Ha estudiado en su país, el carro es sólo el pretexto para sentirse proletario; tiene una mira alta, quiere una compañía para sí, y dirigirla y potenciar sus posibilidades con una creatividad rayana en lo holgazán, no importa lo que luzca, pero tiene que ser una creatividad basada en la supeditación del espacio y el tiempo a cualquier otra consideración. Lleva unos pantalones cortos y una camiseta con una metrosexualidad poco escondida. Conversa de un tirón, siempre quedo, como si las razones le sobraran y esa arrogancia que da creer que el convencimiento personal es el que importa. No hay mala música en la ciudad, la gente se confunde; la ciudad da para todos, hay géneros de la música que él no sigue, ni él ni sus amigos. Los pasajeros deben estar asombrados, él lo repite a su forma, no hay que gritar eso, la voz puesta al servicio de los fines; no calificar la música, está para todos los gustos y la ciudad también, tiene esa capacidad de encontrar intersticios para todos los propósitos y aun así lucir homogénea.
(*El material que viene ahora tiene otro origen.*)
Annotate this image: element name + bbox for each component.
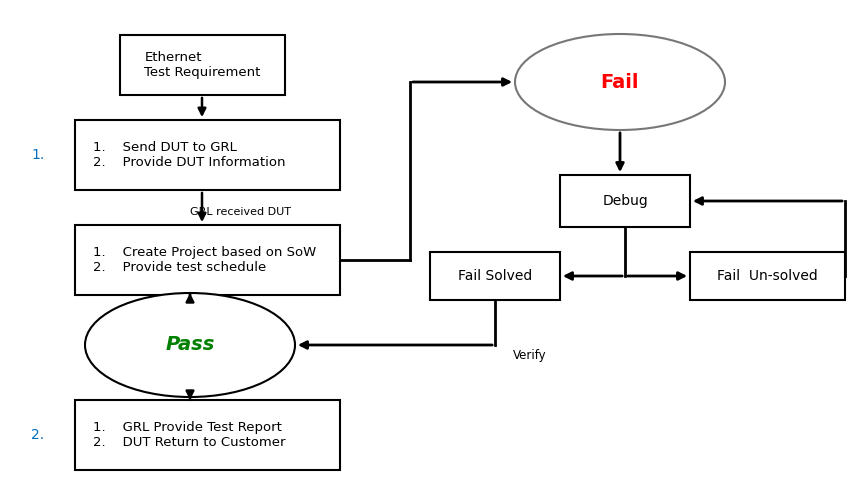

Tal vez se destaquen algunos colores más que otros, es cuestión de discernir entre matices, porque esta ciudad prospera al mismo ritmo que anima al que llega.
El carro es conducido por este joven que este fin de semana, con vestimenta de playa, se toma el tiempo para hablar con sus clientes del futuro que le espera y su timidez, casi su modestia inconfesable, aconsejan mirar de cerca a esta ciudad, olerla más despacio, andarle más sus áreas para que el juicio coincida con el suyo que no es precisamente feliz, ni confiado. Él tiene el juicio del que llega. Destinado a ser escéptico en los momentos extremadamente íntimos. Los pasajeros rozan con su vida social, pública, de manifestación. La sociedad es un enjambre de gente que aspira o se rinde. Esta sociedad está en el barrio, repite. Y hay que ubicarse en el barrio, y que el barrio sea el que camine poco a poco hasta el corazón de la ciudad, o sea, de la sociedad que vive en la ciudad y que la mayoría se obsesiona con encontrarle defectos a su rostro como si el rostro de esta ciudad no fuera más que la conjunción de cientos de barrios fluyendo a su centro.
Si el pasajero es atento, el chofer será el doble. El chofer es joven, tiene no sólo el timón del carro en las manos, sino al futuro que está precisamente en el próximo paso, indeciso aún, pero en el paso que surgirá ineludiblemente de la buena intención y un ansia bien aquilatada. No hay que escuchar demasiado al pasajero, ser atento y exponer criterios. Si el pasajero elogia al chofer, es deber del chofer elogiar la ciudad, única responsable de sus conductas. Aquí ha llegado, aquí va a contar su historia, y en esta vida, tan larga, tan futura, habrá cabida para los éxitos soñados y hasta para un poco más.